4 Sales Development Manager Oversights That Hurt SDR Teams

Regardless of whether the Sales Development team in your company is under Sales or Marketing, your Sales Development Manager must manage the SDR team like a Sales Manager manages her sales team.

1. SDR Team Managers need to manage by two sets of numbers

Over the years, I have learned that the job of an SDR team is not to generate meetings. It is to generate pipeline for Sales. Each Sales Development Manager (“SDR Manager”) should have a pipeline quota they must achieve. Pipeline is King! If the SDR team achieves its meeting quota but misses the pipeline quota, that is a big failure in my mind. On the other hand, if the team misses its meeting quota but hits or exceeds the pipeline quota, that is a big win.

Sales Managers need to ensure that their Sales Execs are not sand-bagging and adding deals at a lower pipeline value. This is often a bone of contention for SDR teams. Sales Development Managers must meet with Sales Leadership regularly to keep both sides honest.

2. Track the Sales Development Manager’s time over 5 days

You can create a spreadsheet with columns that have a field label “type” and other fields for the days of the week (M-F).  Some examples of these types include:

  • Team meetings
  • Coaching Individuals
  • Reporting
  • SDR Pipeline Review (The SDR Pipeline tracks the Key Conversations that each SDR has achieved and needs to be 2-3X the meeting quota)
  • Meeting Approvals
  • Other Meetings
  • Admin Work.

Without fail, this exercise has shown me that most SDR Managers spend less than 12-15% of their time coaching and assisting their team to improve skills or experience. If your team is primarily made of junior SDRs, then senior Sales Managers need to work with the team regularly to brainstorm business development tactics. My recommendation is that management focuses 30-40% of their day coaching their teams. Time spent coaching a team with the use of the call guide, messaging, persona needs, and role-playing will help to elevate the team of junior SDRs.

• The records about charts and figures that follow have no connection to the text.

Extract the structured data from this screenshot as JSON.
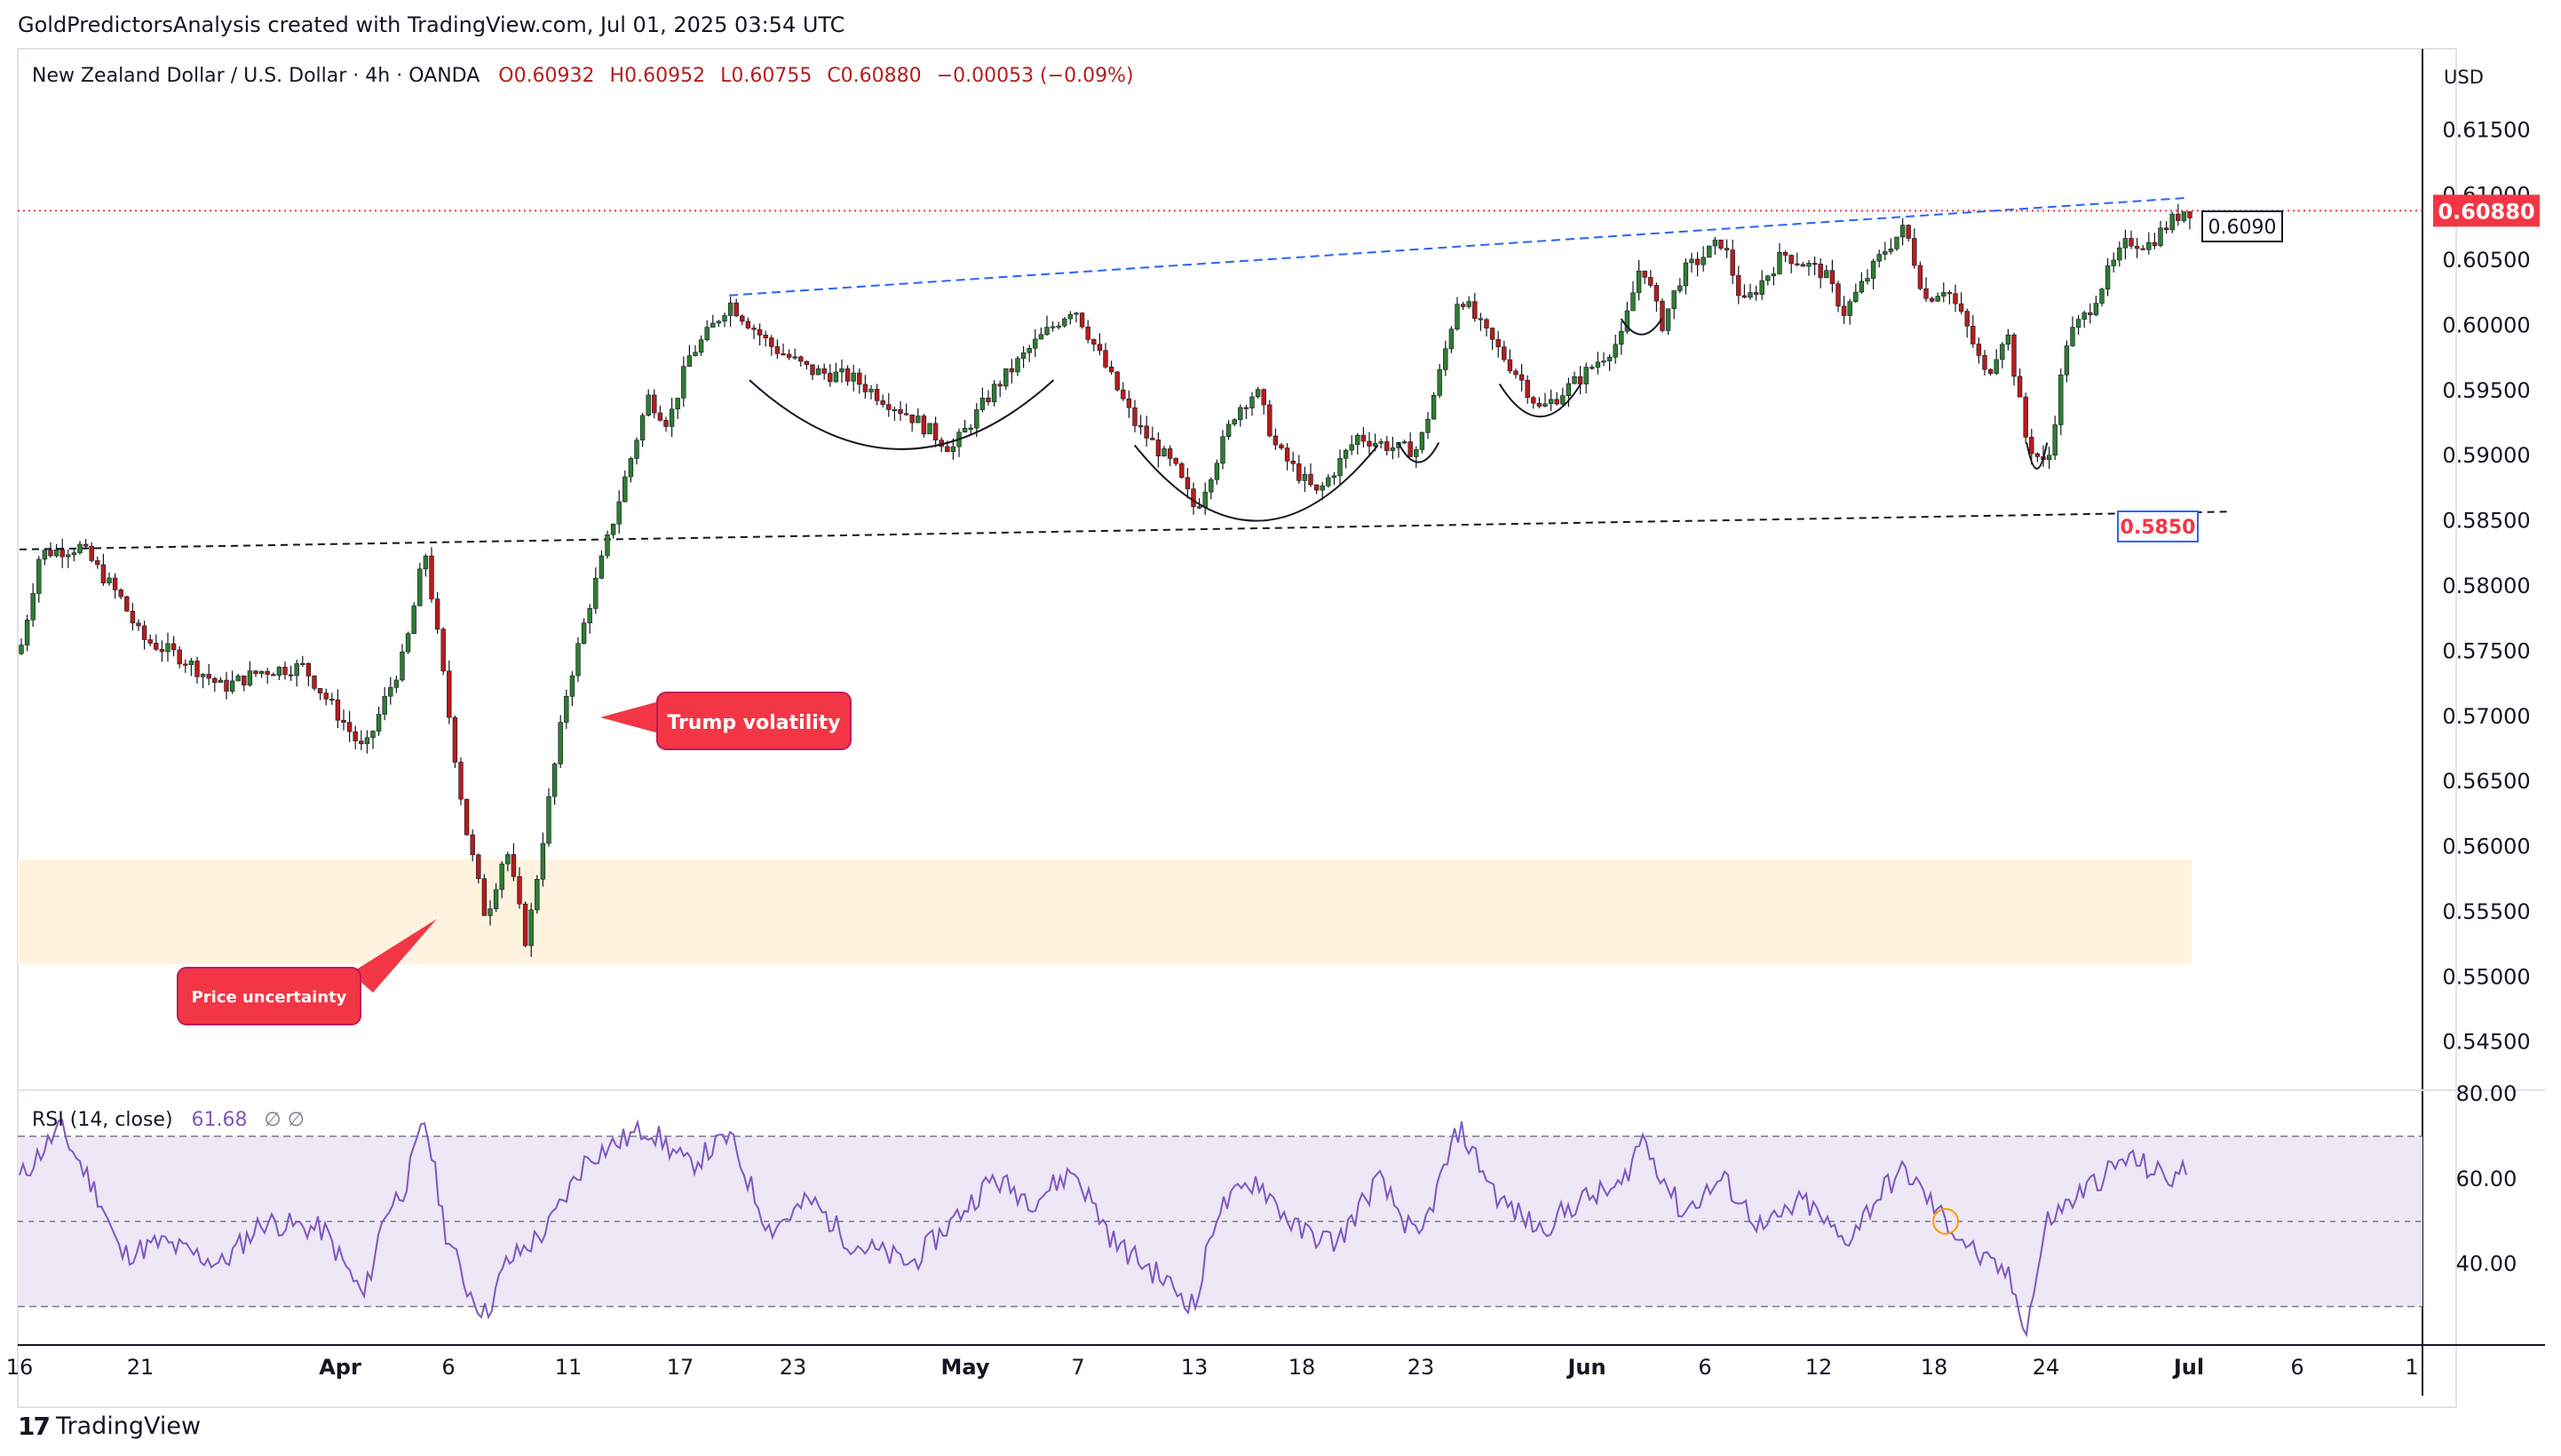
{
  "attribution": "GoldPredictorsAnalysis created with TradingView.com, Jul 01, 2025 03:54 UTC",
  "brand": {
    "name": "TradingView",
    "icon": "tradingview-logo-icon"
  },
  "header": {
    "symbol": "New Zealand Dollar / U.S. Dollar · 4h · OANDA",
    "open": "O0.60932",
    "high": "H0.60952",
    "low": "L0.60755",
    "close": "C0.60880",
    "change": "−0.00053 (−0.09%)"
  },
  "currency_label": "USD",
  "colors": {
    "up": "#089981",
    "down": "#f23645",
    "candle_up": "#2e7d32",
    "candle_down": "#b71c1c",
    "rsi_line": "#7e57c2",
    "rsi_band": "#ede7f6",
    "zone": "#fff3e0",
    "trend": "#2962ff",
    "callout": "#f23645",
    "price_line": "#f23645",
    "axis_text": "#131722"
  },
  "annotations": {
    "trump": "Trump volatility",
    "uncertainty": "Price uncertainty",
    "resistance_label": "0.6090",
    "support_label": "0.5850",
    "current_price_label": "0.60880"
  },
  "chart_data": [
    {
      "type": "candlestick",
      "x_ticks": [
        "16",
        "21",
        "Apr",
        "6",
        "11",
        "17",
        "23",
        "May",
        "7",
        "13",
        "18",
        "23",
        "Jun",
        "6",
        "12",
        "18",
        "24",
        "Jul",
        "6",
        "1"
      ],
      "y_ticks": [
        "0.61500",
        "0.61000",
        "0.60500",
        "0.60000",
        "0.59500",
        "0.59000",
        "0.58500",
        "0.58000",
        "0.57500",
        "0.57000",
        "0.56500",
        "0.56000",
        "0.55500",
        "0.55000",
        "0.54500"
      ],
      "ylim": [
        0.5415,
        0.6185
      ],
      "current_price": 0.6088,
      "demand_zone": [
        0.551,
        0.559
      ],
      "resistance_trendline": {
        "from": [
          "Apr 20",
          0.6023
        ],
        "to": [
          "Jul 1",
          0.6098
        ]
      },
      "support_trendline": {
        "from": [
          "Mar 16",
          0.5828
        ],
        "to": [
          "Jun 29",
          0.5857
        ]
      },
      "path": [
        [
          "Mar 16",
          0.5748
        ],
        [
          "Mar 17",
          0.5825
        ],
        [
          "Mar 19",
          0.583
        ],
        [
          "Mar 21",
          0.579
        ],
        [
          "Mar 22",
          0.576
        ],
        [
          "Mar 24",
          0.5745
        ],
        [
          "Mar 26",
          0.5722
        ],
        [
          "Mar 28",
          0.5735
        ],
        [
          "Mar 30",
          0.5738
        ],
        [
          "Apr 1",
          0.5695
        ],
        [
          "Apr 2",
          0.5672
        ],
        [
          "Apr 3",
          0.5712
        ],
        [
          "Apr 4",
          0.5748
        ],
        [
          "Apr 5",
          0.5828
        ],
        [
          "Apr 6",
          0.572
        ],
        [
          "Apr 7",
          0.5615
        ],
        [
          "Apr 8",
          0.5545
        ],
        [
          "Apr 9",
          0.56
        ],
        [
          "Apr 10",
          0.5525
        ],
        [
          "Apr 11",
          0.5625
        ],
        [
          "Apr 12",
          0.572
        ],
        [
          "Apr 13",
          0.578
        ],
        [
          "Apr 14",
          0.5835
        ],
        [
          "Apr 15",
          0.589
        ],
        [
          "Apr 16",
          0.5945
        ],
        [
          "Apr 17",
          0.5925
        ],
        [
          "Apr 18",
          0.5975
        ],
        [
          "Apr 19",
          0.5995
        ],
        [
          "Apr 20",
          0.6018
        ],
        [
          "Apr 22",
          0.5985
        ],
        [
          "Apr 24",
          0.5965
        ],
        [
          "Apr 26",
          0.596
        ],
        [
          "Apr 29",
          0.593
        ],
        [
          "May 1",
          0.5905
        ],
        [
          "May 3",
          0.595
        ],
        [
          "May 5",
          0.5985
        ],
        [
          "May 7",
          0.6015
        ],
        [
          "May 8",
          0.5985
        ],
        [
          "May 10",
          0.5925
        ],
        [
          "May 12",
          0.589
        ],
        [
          "May 13",
          0.5858
        ],
        [
          "May 15",
          0.5935
        ],
        [
          "May 16",
          0.595
        ],
        [
          "May 17",
          0.5905
        ],
        [
          "May 19",
          0.587
        ],
        [
          "May 21",
          0.5915
        ],
        [
          "May 23",
          0.5905
        ],
        [
          "May 24",
          0.5905
        ],
        [
          "May 25",
          0.596
        ],
        [
          "May 26",
          0.6025
        ],
        [
          "May 27",
          0.6
        ],
        [
          "May 29",
          0.596
        ],
        [
          "May 30",
          0.5935
        ],
        [
          "Jun 1",
          0.596
        ],
        [
          "Jun 3",
          0.599
        ],
        [
          "Jun 4",
          0.605
        ],
        [
          "Jun 5",
          0.6
        ],
        [
          "Jun 6",
          0.604
        ],
        [
          "Jun 8",
          0.6065
        ],
        [
          "Jun 9",
          0.6015
        ],
        [
          "Jun 11",
          0.6055
        ],
        [
          "Jun 13",
          0.604
        ],
        [
          "Jun 14",
          0.601
        ],
        [
          "Jun 16",
          0.6058
        ],
        [
          "Jun 17",
          0.6075
        ],
        [
          "Jun 18",
          0.602
        ],
        [
          "Jun 19",
          0.603
        ],
        [
          "Jun 20",
          0.6
        ],
        [
          "Jun 21",
          0.596
        ],
        [
          "Jun 22",
          0.5998
        ],
        [
          "Jun 23",
          0.591
        ],
        [
          "Jun 24",
          0.589
        ],
        [
          "Jun 25",
          0.599
        ],
        [
          "Jun 26",
          0.601
        ],
        [
          "Jun 27",
          0.604
        ],
        [
          "Jun 28",
          0.6065
        ],
        [
          "Jun 29",
          0.6062
        ],
        [
          "Jun 30",
          0.6078
        ],
        [
          "Jul 1",
          0.6092
        ],
        [
          "Jul 1",
          0.6088
        ]
      ]
    },
    {
      "type": "line",
      "title": "RSI (14, close)",
      "value": "61.68",
      "extra": "∅ ∅",
      "y_ticks": [
        "80.00",
        "60.00",
        "40.00"
      ],
      "ylim": [
        22,
        80
      ],
      "bands": [
        30,
        50,
        70
      ],
      "highlight": [
        "Jun 19",
        50
      ],
      "values": [
        [
          "Mar 16",
          60
        ],
        [
          "Mar 18",
          72
        ],
        [
          "Mar 20",
          55
        ],
        [
          "Mar 21",
          42
        ],
        [
          "Mar 23",
          45
        ],
        [
          "Mar 26",
          40
        ],
        [
          "Mar 28",
          50
        ],
        [
          "Mar 31",
          48
        ],
        [
          "Apr 2",
          32
        ],
        [
          "Apr 3",
          52
        ],
        [
          "Apr 4",
          58
        ],
        [
          "Apr 5",
          74
        ],
        [
          "Apr 6",
          48
        ],
        [
          "Apr 7",
          35
        ],
        [
          "Apr 8",
          28
        ],
        [
          "Apr 9",
          40
        ],
        [
          "Apr 11",
          48
        ],
        [
          "Apr 13",
          65
        ],
        [
          "Apr 16",
          72
        ],
        [
          "Apr 18",
          63
        ],
        [
          "Apr 20",
          70
        ],
        [
          "Apr 22",
          48
        ],
        [
          "Apr 24",
          55
        ],
        [
          "Apr 26",
          45
        ],
        [
          "Apr 29",
          40
        ],
        [
          "May 1",
          50
        ],
        [
          "May 3",
          60
        ],
        [
          "May 5",
          55
        ],
        [
          "May 7",
          62
        ],
        [
          "May 9",
          45
        ],
        [
          "May 11",
          38
        ],
        [
          "May 13",
          30
        ],
        [
          "May 14",
          52
        ],
        [
          "May 16",
          60
        ],
        [
          "May 18",
          48
        ],
        [
          "May 20",
          45
        ],
        [
          "May 22",
          60
        ],
        [
          "May 24",
          45
        ],
        [
          "May 26",
          72
        ],
        [
          "May 28",
          55
        ],
        [
          "May 30",
          48
        ],
        [
          "Jun 1",
          55
        ],
        [
          "Jun 3",
          58
        ],
        [
          "Jun 4",
          70
        ],
        [
          "Jun 6",
          52
        ],
        [
          "Jun 8",
          60
        ],
        [
          "Jun 10",
          48
        ],
        [
          "Jun 12",
          55
        ],
        [
          "Jun 14",
          45
        ],
        [
          "Jun 16",
          58
        ],
        [
          "Jun 17",
          62
        ],
        [
          "Jun 19",
          50
        ],
        [
          "Jun 21",
          40
        ],
        [
          "Jun 22",
          38
        ],
        [
          "Jun 23",
          25
        ],
        [
          "Jun 24",
          50
        ],
        [
          "Jun 26",
          58
        ],
        [
          "Jun 28",
          65
        ],
        [
          "Jun 30",
          60
        ],
        [
          "Jul 1",
          62
        ]
      ]
    }
  ]
}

3. Forecasting meetings and pipeline growth

This skill should be a part of every Sales Development Managers’ job. It is very important to track weekly progress, where the team is, and what the SDR Manager forecasts for the Quarterly regional sales. Forecasting is also important because if the team is off at any point during the quarter, the SDR Manager must pivot on their strategy to ensure that the team will still produce strong results with their support.

4. Build a mini business plan

This will outline how the team plans to achieve their goals and objectives in a specific amount of time. GOSPA (Goals, Objectives, Strategies, Plans, and Activities) is a 1–2-page plan which focuses on the manager and the SDRs on the how of achievement. Each set of quarterly goals should be given to team members. Most companies fall short by not engaging team members to determine the “how”. These documents should be reviewed with the SDR Manager to determine if the SDR has set realistic objectives and strategies.

Team members who review and update their GOSPA’s will be more successful than those who don’t. If a team doesn’t know how they will tangibly hit their objectives, they won’t succeed. Strategies may need to be changed, throughout the quarter to hit numbers. If the team has a method for developing a strategy, are monitoring where they are each week, and are responsible for the “how”, they are more likely to be successful.


Treat your SDR teams as a strategic part of your sales organization (even if they report into Marketing). The team will generate viable meetings and pipeline for the Sales team.  

Focus your SDR Managers on what matters.  Pipeline is King!